Dos discípulos se encaminan a Emaús, a diez kilómetros de la capital. No son parte de los Once, no, pero son discípulos importantes, pues todos en la comunidad cristiana cuentan.
Van conversando de todo lo acontecido hace tan poco, el turbio juicio, el arresto, las torturas, la muerte en la cruz como un criminal abyecto del Maestro en quien confiaban y creían. Seguramente estaban agobiados de tristeza -el luto socava- pero no les es ajeno el desconcierto: no entienden o no aceptan ese tipo de muerte, esa derrota para quien suponían un profeta mayor, Mesías de Israel.
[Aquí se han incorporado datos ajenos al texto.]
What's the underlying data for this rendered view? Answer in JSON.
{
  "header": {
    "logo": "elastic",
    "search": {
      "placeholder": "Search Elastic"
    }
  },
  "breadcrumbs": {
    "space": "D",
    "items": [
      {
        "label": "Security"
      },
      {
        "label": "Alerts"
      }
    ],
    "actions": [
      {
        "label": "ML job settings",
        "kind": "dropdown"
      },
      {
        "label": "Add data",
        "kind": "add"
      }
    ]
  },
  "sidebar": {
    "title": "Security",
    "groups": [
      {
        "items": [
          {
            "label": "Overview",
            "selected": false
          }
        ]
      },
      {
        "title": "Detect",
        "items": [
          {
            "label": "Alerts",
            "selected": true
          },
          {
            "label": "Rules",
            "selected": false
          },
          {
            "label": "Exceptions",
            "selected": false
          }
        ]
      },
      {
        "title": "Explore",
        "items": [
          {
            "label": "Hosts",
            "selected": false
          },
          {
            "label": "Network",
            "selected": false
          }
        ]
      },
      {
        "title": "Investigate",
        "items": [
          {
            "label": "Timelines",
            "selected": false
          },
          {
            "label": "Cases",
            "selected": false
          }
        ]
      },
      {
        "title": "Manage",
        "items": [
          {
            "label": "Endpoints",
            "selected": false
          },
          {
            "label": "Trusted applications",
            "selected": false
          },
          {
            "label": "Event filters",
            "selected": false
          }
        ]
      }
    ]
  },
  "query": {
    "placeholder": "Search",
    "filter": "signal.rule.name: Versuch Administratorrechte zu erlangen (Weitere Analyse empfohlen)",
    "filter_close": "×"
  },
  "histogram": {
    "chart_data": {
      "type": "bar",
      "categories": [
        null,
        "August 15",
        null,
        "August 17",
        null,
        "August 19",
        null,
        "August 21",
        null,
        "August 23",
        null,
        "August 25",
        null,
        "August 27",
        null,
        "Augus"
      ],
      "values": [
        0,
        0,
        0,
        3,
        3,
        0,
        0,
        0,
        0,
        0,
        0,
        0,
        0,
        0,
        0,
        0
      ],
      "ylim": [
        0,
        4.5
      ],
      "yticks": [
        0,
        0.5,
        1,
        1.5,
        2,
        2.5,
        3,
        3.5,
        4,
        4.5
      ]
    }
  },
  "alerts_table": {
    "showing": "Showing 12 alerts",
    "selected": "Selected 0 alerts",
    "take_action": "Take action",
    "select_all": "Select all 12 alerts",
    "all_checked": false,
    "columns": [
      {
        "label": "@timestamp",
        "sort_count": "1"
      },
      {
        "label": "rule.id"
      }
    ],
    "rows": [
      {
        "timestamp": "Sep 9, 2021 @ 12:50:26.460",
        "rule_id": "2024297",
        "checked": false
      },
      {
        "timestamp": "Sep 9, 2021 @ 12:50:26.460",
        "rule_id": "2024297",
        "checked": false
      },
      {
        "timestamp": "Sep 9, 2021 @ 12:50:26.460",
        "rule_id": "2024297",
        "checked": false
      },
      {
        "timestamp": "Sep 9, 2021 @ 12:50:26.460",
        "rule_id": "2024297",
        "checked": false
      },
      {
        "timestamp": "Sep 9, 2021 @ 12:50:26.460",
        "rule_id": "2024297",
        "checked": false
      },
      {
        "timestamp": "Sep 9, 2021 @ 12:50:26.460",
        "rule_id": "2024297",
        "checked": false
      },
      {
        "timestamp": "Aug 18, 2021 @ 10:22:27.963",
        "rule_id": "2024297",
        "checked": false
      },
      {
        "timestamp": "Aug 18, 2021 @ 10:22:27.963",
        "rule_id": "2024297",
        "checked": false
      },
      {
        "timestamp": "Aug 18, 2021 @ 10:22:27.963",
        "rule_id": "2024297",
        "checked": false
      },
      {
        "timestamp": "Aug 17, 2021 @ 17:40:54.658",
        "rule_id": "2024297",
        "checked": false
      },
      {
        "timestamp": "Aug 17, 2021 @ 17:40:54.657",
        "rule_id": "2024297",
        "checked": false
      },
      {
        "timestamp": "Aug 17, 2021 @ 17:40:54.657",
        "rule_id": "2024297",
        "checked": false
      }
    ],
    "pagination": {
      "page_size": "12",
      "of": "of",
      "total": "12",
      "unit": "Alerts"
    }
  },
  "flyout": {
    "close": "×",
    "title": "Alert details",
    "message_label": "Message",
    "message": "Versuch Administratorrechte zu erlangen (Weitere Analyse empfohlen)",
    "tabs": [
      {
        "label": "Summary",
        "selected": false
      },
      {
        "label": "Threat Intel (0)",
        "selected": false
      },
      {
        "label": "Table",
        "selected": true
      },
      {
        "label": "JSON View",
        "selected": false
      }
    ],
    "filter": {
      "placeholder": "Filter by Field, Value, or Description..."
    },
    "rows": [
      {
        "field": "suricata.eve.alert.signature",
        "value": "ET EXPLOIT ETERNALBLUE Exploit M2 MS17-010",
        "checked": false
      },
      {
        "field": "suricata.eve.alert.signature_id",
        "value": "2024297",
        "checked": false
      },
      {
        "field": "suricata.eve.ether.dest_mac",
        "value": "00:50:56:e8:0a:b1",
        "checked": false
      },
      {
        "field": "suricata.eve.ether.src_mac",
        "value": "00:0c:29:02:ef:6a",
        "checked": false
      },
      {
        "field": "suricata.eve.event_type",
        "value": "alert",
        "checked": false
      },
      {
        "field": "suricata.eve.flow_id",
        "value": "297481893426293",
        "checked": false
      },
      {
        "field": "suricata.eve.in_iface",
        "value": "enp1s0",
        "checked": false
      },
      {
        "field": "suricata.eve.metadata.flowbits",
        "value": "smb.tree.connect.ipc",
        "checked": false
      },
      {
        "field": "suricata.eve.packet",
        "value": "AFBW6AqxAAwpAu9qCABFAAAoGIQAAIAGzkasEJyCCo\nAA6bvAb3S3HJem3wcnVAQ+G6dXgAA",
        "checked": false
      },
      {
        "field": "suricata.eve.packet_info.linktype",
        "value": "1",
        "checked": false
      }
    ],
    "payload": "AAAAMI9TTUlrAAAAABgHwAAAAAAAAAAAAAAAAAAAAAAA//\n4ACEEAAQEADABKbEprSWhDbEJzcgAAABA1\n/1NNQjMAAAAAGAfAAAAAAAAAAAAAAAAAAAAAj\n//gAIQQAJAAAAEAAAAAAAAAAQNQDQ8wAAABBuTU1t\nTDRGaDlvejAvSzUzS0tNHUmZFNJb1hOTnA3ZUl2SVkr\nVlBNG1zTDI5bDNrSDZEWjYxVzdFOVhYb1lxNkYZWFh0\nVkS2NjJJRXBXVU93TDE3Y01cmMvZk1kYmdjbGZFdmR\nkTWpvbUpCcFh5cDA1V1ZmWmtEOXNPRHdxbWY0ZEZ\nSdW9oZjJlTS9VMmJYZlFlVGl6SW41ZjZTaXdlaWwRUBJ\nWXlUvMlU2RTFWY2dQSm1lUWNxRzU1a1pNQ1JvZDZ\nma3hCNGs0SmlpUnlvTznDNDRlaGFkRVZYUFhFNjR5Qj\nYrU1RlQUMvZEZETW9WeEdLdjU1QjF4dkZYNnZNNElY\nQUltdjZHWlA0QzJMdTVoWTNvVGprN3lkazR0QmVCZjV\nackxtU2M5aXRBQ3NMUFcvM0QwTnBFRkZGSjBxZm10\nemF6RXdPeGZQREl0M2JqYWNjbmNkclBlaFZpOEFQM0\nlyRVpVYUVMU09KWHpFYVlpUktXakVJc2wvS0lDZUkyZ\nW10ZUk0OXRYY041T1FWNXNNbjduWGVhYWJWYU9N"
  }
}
La escena es de un color profundamente humano, dos personas que conversan y discuten, que verbalizan el dolor para poder afrontarlo más enteros. Solos no se puede, solos lastima mucho más. Pero también ello implica una cuestión simbólica muy importante: para la ley mosaica, deben ser dos los testigos necesarios para brindar su aserto sobre una veracidad de raigambre judicial y contundente, y de este modo, el Evangelista nos está advirtiendo en forma velada que lo que ha de tratarse es inconfundiblemente crucial y veraz.
El Resucitado, peregrino como ellos y con ellos, se une a la conversación. Ellos no logran identificarle, hay algo en sus ojos que se lo impide, y es necesario que así suceda. Al Cristo Resucitado se lo reconoce con la mirada de la fé, no con los ojos que sólo entreven lo conocido, lo habitual, lo obvio, y se patentiza en la respuesta febril que lanzan: parece que ese peregrino incógnito no sabe nada de lo que ha pasado con Jesús de Nazareth, un profeta poderoso, en quien ellos depositaban sus esperanzas de liberación de Israel.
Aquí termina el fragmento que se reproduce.